While cerebral contusions and concussions often surface as a more common issue, you can also deal with lesser common problems like skull fractures. But what harm can these fractures cause?
The impact of a heavy hit
Merck Manual takes a look into skull fractures and what that means for you. A skull fracture can actually result in some relatively heavy damage for a sufferer. First of all, it often indicates the amount of force behind the blow to your head, as it takes quite a lot of pounds per inch to break the skull bone – especially near the top.
The heavier the hit, the more likely you are to suffer from a concussion or cerebral contusion. Blood can start to leak from the brain and surrounding tissue if it slams into the skull too hard. This can create swelling which may cut off the oxygen supply to the brain, leading to cell death and brain damage.

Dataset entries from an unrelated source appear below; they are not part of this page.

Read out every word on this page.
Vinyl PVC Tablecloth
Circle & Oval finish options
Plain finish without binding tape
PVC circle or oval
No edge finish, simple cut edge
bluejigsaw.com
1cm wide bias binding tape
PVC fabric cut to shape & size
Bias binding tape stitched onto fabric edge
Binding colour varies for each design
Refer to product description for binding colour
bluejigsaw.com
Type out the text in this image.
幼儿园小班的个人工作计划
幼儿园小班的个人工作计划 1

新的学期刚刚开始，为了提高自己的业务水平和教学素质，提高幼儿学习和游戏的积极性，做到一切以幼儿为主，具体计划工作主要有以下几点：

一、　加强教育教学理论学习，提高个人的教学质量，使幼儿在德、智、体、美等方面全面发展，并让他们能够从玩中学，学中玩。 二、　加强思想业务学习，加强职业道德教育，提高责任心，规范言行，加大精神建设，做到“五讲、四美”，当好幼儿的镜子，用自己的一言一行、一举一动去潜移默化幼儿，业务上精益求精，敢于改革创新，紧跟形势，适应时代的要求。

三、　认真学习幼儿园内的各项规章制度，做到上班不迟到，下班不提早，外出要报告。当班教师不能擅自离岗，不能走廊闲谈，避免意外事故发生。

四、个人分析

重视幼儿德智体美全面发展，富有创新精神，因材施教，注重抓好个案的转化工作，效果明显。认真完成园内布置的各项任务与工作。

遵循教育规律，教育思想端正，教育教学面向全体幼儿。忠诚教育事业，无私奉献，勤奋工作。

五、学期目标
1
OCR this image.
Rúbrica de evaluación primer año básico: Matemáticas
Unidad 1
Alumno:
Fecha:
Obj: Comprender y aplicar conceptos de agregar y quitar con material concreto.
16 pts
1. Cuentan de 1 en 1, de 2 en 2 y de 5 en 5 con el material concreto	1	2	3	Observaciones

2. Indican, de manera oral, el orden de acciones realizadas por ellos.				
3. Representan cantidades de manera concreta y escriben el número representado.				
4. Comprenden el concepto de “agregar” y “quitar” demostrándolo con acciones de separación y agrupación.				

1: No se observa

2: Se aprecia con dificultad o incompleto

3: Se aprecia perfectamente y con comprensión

Physical signs of a fracture
Blood will often collect in empty cavities in the skull, causing bruising to appear behind the ears and around the eyes. You may also notice the leaking of clear fluid from the ears or nose, known as cerebrospinal fluid.
If the skull suffers a bad enough fracture, you can even end up dealing with lacerations to the soft brain tissue from the bone fragments or the jagged edge of the fracture itself. This can cause brain damage as well and serves as one of the many reasons why skull fractures require immediate medical care.